The Red Sea Project is a luxurious retreat that also forms a segment of a large-scale infrastructure that revolves around renewable energy, water conservation, and repurposing resources to minimise waste. Its locale was selected by way of bathymetry investigation, biodiversity studies, and marine engineering studies, to prevent hindrance to the coral reef and avoiding interference with the sea currents, explained Kengo Kuma & Associates. The grand plan features a specialised airport designed by Foster + Partners custom made for this destination. The initial phase of building is scheduled to be completed soon and a segment of the resort will debut in 2022, which will feature five developed islands and a pair of inland sites. By 2030, the destination will include 22 islands and six inland sites. The Japanese architectural design studio is making an effort to respect the environment by selecting a light-touch approach that will bear less impact on the biodiversity of the islands.

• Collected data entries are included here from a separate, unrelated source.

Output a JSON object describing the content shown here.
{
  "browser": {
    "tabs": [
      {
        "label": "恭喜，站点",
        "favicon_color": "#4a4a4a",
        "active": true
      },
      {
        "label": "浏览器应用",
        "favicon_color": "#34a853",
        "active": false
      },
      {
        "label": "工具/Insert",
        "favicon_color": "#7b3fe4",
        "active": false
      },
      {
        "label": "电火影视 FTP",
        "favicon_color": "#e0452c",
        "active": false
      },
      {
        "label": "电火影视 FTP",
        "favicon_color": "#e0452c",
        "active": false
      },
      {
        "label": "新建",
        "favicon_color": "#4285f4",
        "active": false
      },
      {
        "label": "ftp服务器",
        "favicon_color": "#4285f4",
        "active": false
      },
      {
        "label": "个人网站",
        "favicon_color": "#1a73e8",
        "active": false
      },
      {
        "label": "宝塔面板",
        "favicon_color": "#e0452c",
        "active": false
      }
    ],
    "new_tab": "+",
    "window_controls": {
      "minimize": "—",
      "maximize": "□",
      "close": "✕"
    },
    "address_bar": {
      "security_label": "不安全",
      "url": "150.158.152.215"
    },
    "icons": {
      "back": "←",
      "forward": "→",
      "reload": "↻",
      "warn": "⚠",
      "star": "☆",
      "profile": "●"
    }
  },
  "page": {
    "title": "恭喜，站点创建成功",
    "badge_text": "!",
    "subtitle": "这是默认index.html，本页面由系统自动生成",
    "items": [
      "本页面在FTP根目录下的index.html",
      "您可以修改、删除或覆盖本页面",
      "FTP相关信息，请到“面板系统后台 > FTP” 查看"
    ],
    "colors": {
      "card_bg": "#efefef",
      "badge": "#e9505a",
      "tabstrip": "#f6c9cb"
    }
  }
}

The brainchild of H2, the Saigon Thuong Mai Hotel in Vinh, Vietnam, was reconstructed from an already standing hotel. The hotel was built with the use of sustainable materials. H2 designers collaborated with local residents to comprehend and use regionally sourced materials. Reclaimed wood forms the core of the hotel. Local wood from regional joinery stores cultivated little wooden pillars, which were then joined with iron frames to construct the base modules for the hotel. A lovely wood facade was devised, which permitted natural light to stream into the building, and facilitated natural wind and ventilation.

And In-tenta design formed ‘DROP box N-240’ – a low-impact small hotel suite in a resort, based in a small Spanish village. It’s a sustainable and relaxing vacation spot on a small land plot, while also offering luxury amenities. Positioned on a sloped terrain, the small suite bears little impact on its host site.